Genesis had been flirting with the mainstream for years with the psych-pop singalong of “I Know What I Like (In Your Wardrobe),” the crystalline chorus of “The Carpet Crawlers” and the belted balladry of “Ripples.”
The prog rock masters made their first real commercial move, however, in March 1978: “Follow Follow Follow Me,” a supple, mid-tempo love song from their ninth album, … And Then There Were Three … , became Genesis’ first worldwide hit — a pivot point in their evolution, emphasizing groove over grandiosity.
Looking back, you’d think it was an obvious single — particularly on an album that elsewhere featured plenty of the band’s signature prog showmanship (“Down and Out”) and fantasy-themed mini-epics (“The Lady Lies”). Instead, it was kind of a fluke that “Follow You Follow Me” wound up a compact soft-rock classic.
The song is built around a hooky Mike Rutherford guitar riff, a repetitive figure that he palm-muted and bathed in a flange effect. Originally, he figured it would be a launching pad for a lengthy piece; once the others joined in — keyboardist Tony Banks with his velvety chords, Phil Collins with his yearning vocal melody and more soul-oriented drumming — they fell into a tighter arrangement with minimal effort.
It was a natural progression: Now a trio, following the recent exit of guitarist Steve Hackett, Genesis inevitably found more space in their music. Plus, having already written so many meandering, multi-part songs, they were already eager to scale back. “Follow You Follow Me,” Three…‘s easygoing closer, was the most dramatic example of this goal — particularly with Rutherford’s romantic lyric.

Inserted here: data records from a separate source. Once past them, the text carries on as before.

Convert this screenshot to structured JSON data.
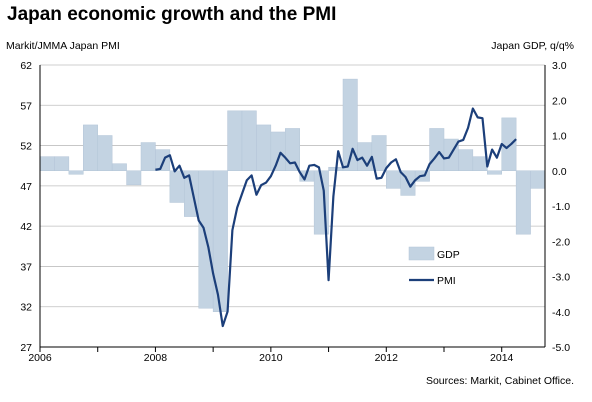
{
  "title": "Japan economic growth and the PMI",
  "left_axis_label": "Markit/JMMA  Japan PMI",
  "right_axis_label": "Japan GDP, q/q%",
  "source": "Sources: Markit, Cabinet Office.",
  "colors": {
    "gdp_fill": "#c3d3e2",
    "pmi_line": "#1c3f7a",
    "grid": "#bfbfbf"
  },
  "chart_data": {
    "type": "bar+line",
    "x_ticks": [
      "2006",
      "2008",
      "2010",
      "2012",
      "2014"
    ],
    "y_left": {
      "range": [
        27,
        62
      ],
      "ticks": [
        "27",
        "32",
        "37",
        "42",
        "47",
        "52",
        "57",
        "62"
      ]
    },
    "y_right": {
      "range": [
        -5.0,
        3.0
      ],
      "ticks": [
        "-5.0",
        "-4.0",
        "-3.0",
        "-2.0",
        "-1.0",
        "0.0",
        "1.0",
        "2.0",
        "3.0"
      ]
    },
    "grid": true,
    "legend": {
      "placement": "center-right",
      "entries": [
        "GDP",
        "PMI"
      ]
    },
    "series": [
      {
        "name": "GDP",
        "type": "bar",
        "axis": "right",
        "x": [
          "2006Q1",
          "2006Q2",
          "2006Q3",
          "2006Q4",
          "2007Q1",
          "2007Q2",
          "2007Q3",
          "2007Q4",
          "2008Q1",
          "2008Q2",
          "2008Q3",
          "2008Q4",
          "2009Q1",
          "2009Q2",
          "2009Q3",
          "2009Q4",
          "2010Q1",
          "2010Q2",
          "2010Q3",
          "2010Q4",
          "2011Q1",
          "2011Q2",
          "2011Q3",
          "2011Q4",
          "2012Q1",
          "2012Q2",
          "2012Q3",
          "2012Q4",
          "2013Q1",
          "2013Q2",
          "2013Q3",
          "2013Q4",
          "2014Q1",
          "2014Q2",
          "2014Q3"
        ],
        "values": [
          0.4,
          0.4,
          -0.1,
          1.3,
          1.0,
          0.2,
          -0.4,
          0.8,
          0.6,
          -0.9,
          -1.3,
          -3.9,
          -4.0,
          1.7,
          1.7,
          1.3,
          1.1,
          1.2,
          -0.3,
          -1.8,
          0.1,
          2.6,
          0.8,
          1.0,
          -0.5,
          -0.7,
          -0.3,
          1.2,
          0.9,
          0.6,
          0.4,
          -0.1,
          1.5,
          -1.8,
          -0.5
        ]
      },
      {
        "name": "PMI",
        "type": "line",
        "axis": "left",
        "x_start": "2008-01",
        "values": [
          49.0,
          49.1,
          50.5,
          50.8,
          48.8,
          49.5,
          48.0,
          48.3,
          45.5,
          42.7,
          41.8,
          39.4,
          36.1,
          33.5,
          29.6,
          31.4,
          41.5,
          44.3,
          46.0,
          47.7,
          48.3,
          45.9,
          47.1,
          47.4,
          48.2,
          49.5,
          51.1,
          50.5,
          49.8,
          49.9,
          48.7,
          47.8,
          49.5,
          49.6,
          49.3,
          46.4,
          35.3,
          45.7,
          51.3,
          49.3,
          49.4,
          51.6,
          50.2,
          50.5,
          49.5,
          50.6,
          47.9,
          48.0,
          49.2,
          49.9,
          50.3,
          48.7,
          48.1,
          46.9,
          47.7,
          48.2,
          48.3,
          49.7,
          50.4,
          51.2,
          50.4,
          50.5,
          51.5,
          52.5,
          52.7,
          54.2,
          56.6,
          55.5,
          55.4,
          49.4,
          51.5,
          50.5,
          52.2,
          51.7,
          52.2,
          52.8
        ]
      }
    ]
  }
}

“I will follow you; will you follow me? / All the days and nights that we know will be,” Collins croons on the chorus. “I will stay with you; will you stay with me? / Just one single tear in each passing year.” (Remember: We’re only three years out from “Here Comes the Supernatural Anaesthetist.”)
Watch Genesis’ ‘Follow You Follow Me’ Video
“Easiest song to write lyrically in my life,” Rutherford noted during an interview on the album’s 2007 reissue DVD. “It took about 10 minutes. I sat down, and it just came out very easily. They’re not astounding words, but being simple and not being embarrassing is often quite hard. I thought, ‘It can’t be that easy. They’re so simple. I don’t know.’ We came from a much more complicated background of lyric writing, and I thought, ‘I can’t just do that, can I?’ But it’s an interesting song because it’s a simple song and the way Phil sang it kept a certain simplicity and mood.”
Not everyone was convinced of its charms: “When we were recording it, our engineer-producer at the time, David Hentschel, didn’t rate it at all, so he was a bit dismissive of it,” Banks said in the same DVD feature. “We did a mix of it, which wasn’t terribly good, I don’t think. Then we played it to the record company, and they said, ‘That’s a hit!’ So we went back and remixed it and got it a bit better.”
Some of the most hardened prog-era Genesis fans may have resisted, but “Follow You Follow Me” found its audience: In his 2014 memoir, The Living Years, Rutherford recalled hearing Pete Townshend praise the song during a radio broadcast; in the DVD feature, Collins said future Genesis touring drummer Chester Thompson remembered jazz-fusion icons Weather Report playing the song on their tour bus.
“Follow You Follow Me” also clicked with the public at large, becoming Genesis’ first top 10 hit in the U.K. (No. 7) and first top 40 single in the U.S. (No. 23). Most crucially, it helped Genesis survive, and stay creative, through the punk and new wave years, when so many of their peers were dying off — pivotal stuff, especially for a simple love song that came together almost by accident.
“It’s an up, happy song that makes you smile without being sweet,” Rutherford wrote, accurately, in The Living Years – and that’s “not an easy thing to achieve.”